A corrida para reduzir as emissões se reflete nas notícias diárias de diferentes cantos do mundo, com empresas, governos, sociedades locais e até mesmo militares, adotando as tecnologias disponíveis para melhorar suas operações. Bournemouth, uma cidade turística na costa sul da Inglaterra, já está testando dois veículos de coleta de lixo da prefeitura que funcionam com óleo vegetal tratado com hidrogênio. Esse tipo de combustível renovável pode ser utilizado em veículos a diesel.
O fluxo constante de empresas que adotam métodos alternativos para abastecer carros ou fábricas incentivou também as empresas da indústria de alimentos a repensar seu fluxo de resíduos. O óleo de cozinha, por exemplo, pode ser usado como um recurso. Em 2020, o McDonalds (na Holanda) se juntou à Neste, fornecedora de diesel renovável, e a empresa de logística Havi para estabelecer um processo circular. Nesse processo o óleo de cozinha usado é coletado de restaurantes e convertido em combustível para entrega de alimentos e veículos coletores de lixo.
2. Avanços na reciclagem de plásticos transformam resíduos em novos materiais
A reciclagem de plásticos é uma forma estabelecida de evitar o desperdício e reaproveitar os resíduos, mas nem sempre é um processo eficiente.

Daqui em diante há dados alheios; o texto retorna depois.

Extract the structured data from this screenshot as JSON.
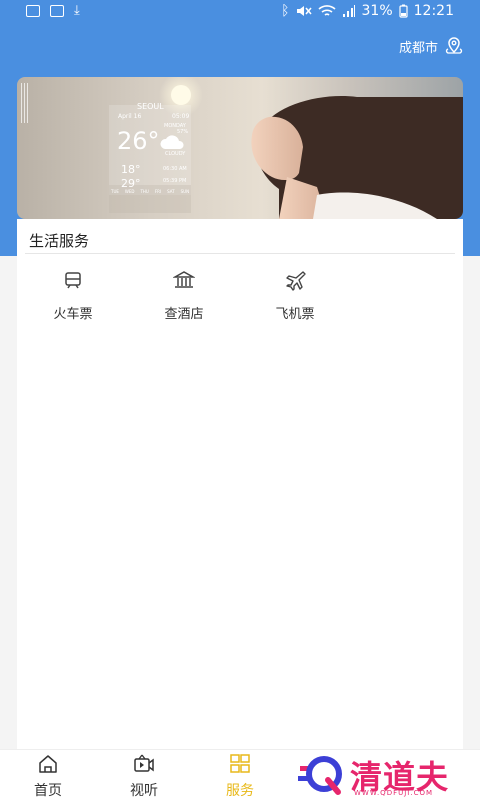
{
  "status_bar": {
    "battery": "31%",
    "time": "12:21",
    "icons": [
      "image-icon",
      "activity-icon",
      "download-icon",
      "bluetooth-icon",
      "mute-icon",
      "wifi-icon",
      "signal-icon",
      "battery-icon"
    ]
  },
  "header": {
    "location": "成都市",
    "location_icon": "map-pin-icon"
  },
  "banner": {
    "city": "SEOUL",
    "date": "April 16",
    "date_short": "05:09",
    "day": "MONDAY",
    "percent": "57%",
    "temperature": "26°",
    "condition": "CLOUDY",
    "low": "18°",
    "high": "29°",
    "sunrise": "06:30 AM",
    "sunset": "05:39 PM",
    "forecast_days": [
      "TUE",
      "WED",
      "THU",
      "FRI",
      "SAT",
      "SUN"
    ]
  },
  "services": {
    "title": "生活服务",
    "items": [
      {
        "label": "火车票",
        "icon": "train-icon"
      },
      {
        "label": "查酒店",
        "icon": "hotel-icon"
      },
      {
        "label": "飞机票",
        "icon": "airplane-icon"
      }
    ]
  },
  "bottom_nav": {
    "items": [
      {
        "label": "首页",
        "icon": "home-icon",
        "active": false
      },
      {
        "label": "视听",
        "icon": "video-icon",
        "active": false
      },
      {
        "label": "服务",
        "icon": "grid-icon",
        "active": true
      }
    ]
  },
  "watermark": {
    "text": "清道夫",
    "url": "WWW.QDFUJI.COM"
  },
  "colors": {
    "primary": "#4a8fe0",
    "active_nav": "#e8b91a",
    "watermark": "#e6266c"
  }
}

A forma mais tradicional é a reciclagem mecânica, que envolve a trituração ou a fusão de plásticos em pellets que podem ser transformados em novos produtos. Mas esse método só pode ser usado para certos tipos de plásticos, enquanto outros acabam em aterros ou são incinerados. A reciclagem mecânica também só é viável por um número limitado de vezes na mesma peça de plástico.
É aqui que entra a reciclagem química. Ela permite a reciclagem de plásticos antes difíceis de reciclar, quebrando a estrutura molecular do material. Os óleos resultantes desse processo podem, por meio de refino, ser transformados em matéria-prima para novos produtos plásticos de alta qualidade. Esse tipo de reciclagem também consegue tratar resíduos de plástico contaminados, que não podem ser reciclados mecanicamente.

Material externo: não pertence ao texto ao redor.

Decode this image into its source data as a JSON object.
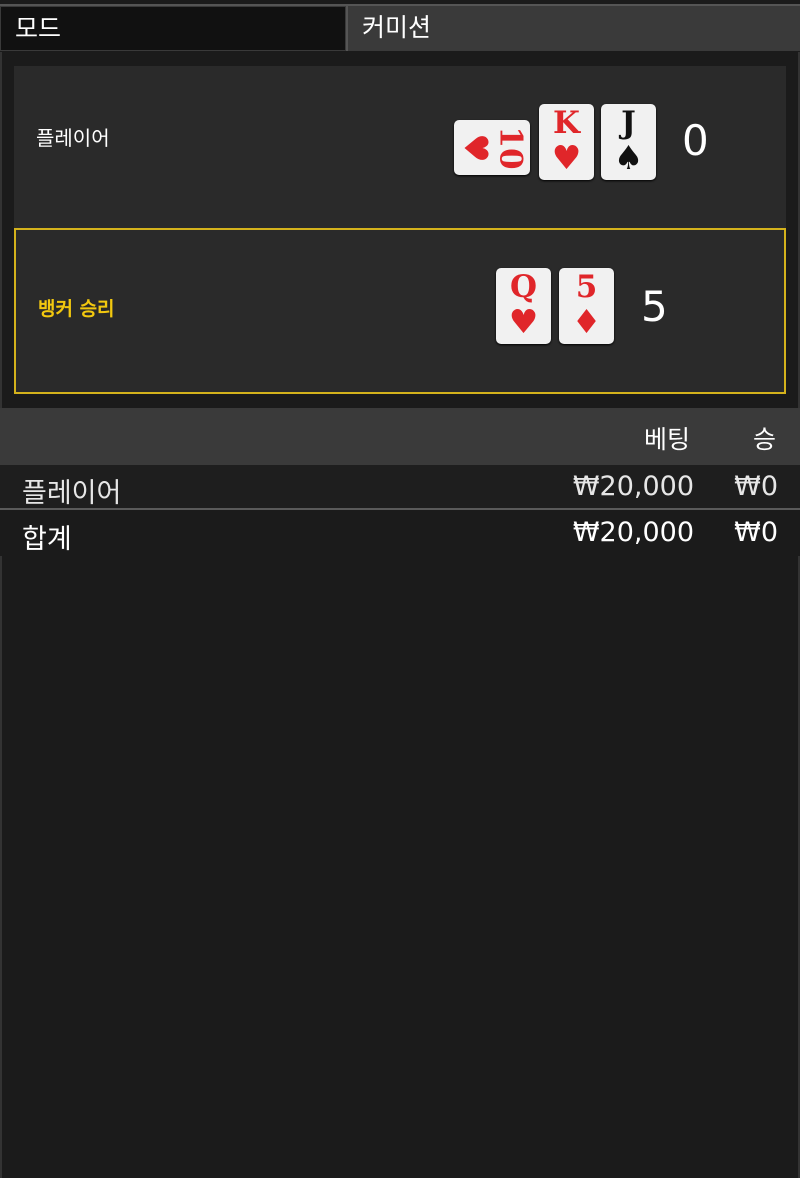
{
  "mode": {
    "label": "모드",
    "value": "커미션"
  },
  "player": {
    "label": "플레이어",
    "score": "0",
    "cards": [
      {
        "rank": "10",
        "suit": "♥",
        "color": "red",
        "rotated": true
      },
      {
        "rank": "K",
        "suit": "♥",
        "color": "red"
      },
      {
        "rank": "J",
        "suit": "♠",
        "color": "black"
      }
    ]
  },
  "banker": {
    "label": "뱅커 승리",
    "score": "5",
    "cards": [
      {
        "rank": "Q",
        "suit": "♥",
        "color": "red"
      },
      {
        "rank": "5",
        "suit": "♦",
        "color": "red"
      }
    ]
  },
  "table": {
    "headers": {
      "bet": "베팅",
      "win": "승"
    },
    "rows": [
      {
        "name": "플레이어",
        "bet": "₩20,000",
        "win": "₩0"
      },
      {
        "name": "합계",
        "bet": "₩20,000",
        "win": "₩0"
      }
    ]
  },
  "colors": {
    "accent": "#d4b21c",
    "banker_label": "#f2c80f",
    "card_red": "#e0262a"
  }
}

Ao contrário da reciclagem mecânica, com aplicações limitadas, a reciclagem química forma essencialmente plásticos novos, que podem ser usados em todas as aplicações, sem limitação. Isso significa que, embora a reciclagem mecânica ainda desempenhe um papel importante, a taxa geral de reciclagem pode ser aumentada pela reciclagem química. Ainda existem alguns desafios a serem superados antes de vermos a reciclagem química em grande escala. Enquanto as tecnologias estão sendo desenvolvidas, a regulamentação e os padrões também precisam ser desenvolvidos para permitir a implementação generalizada da reciclagem de produtos químicos. São necessárias novas formas de pensar sobre a cadeia de valor, a livre circulação de mercadorias e os padrões de qualidade, quando o que antes era “lixo” agora se torna um recurso valioso.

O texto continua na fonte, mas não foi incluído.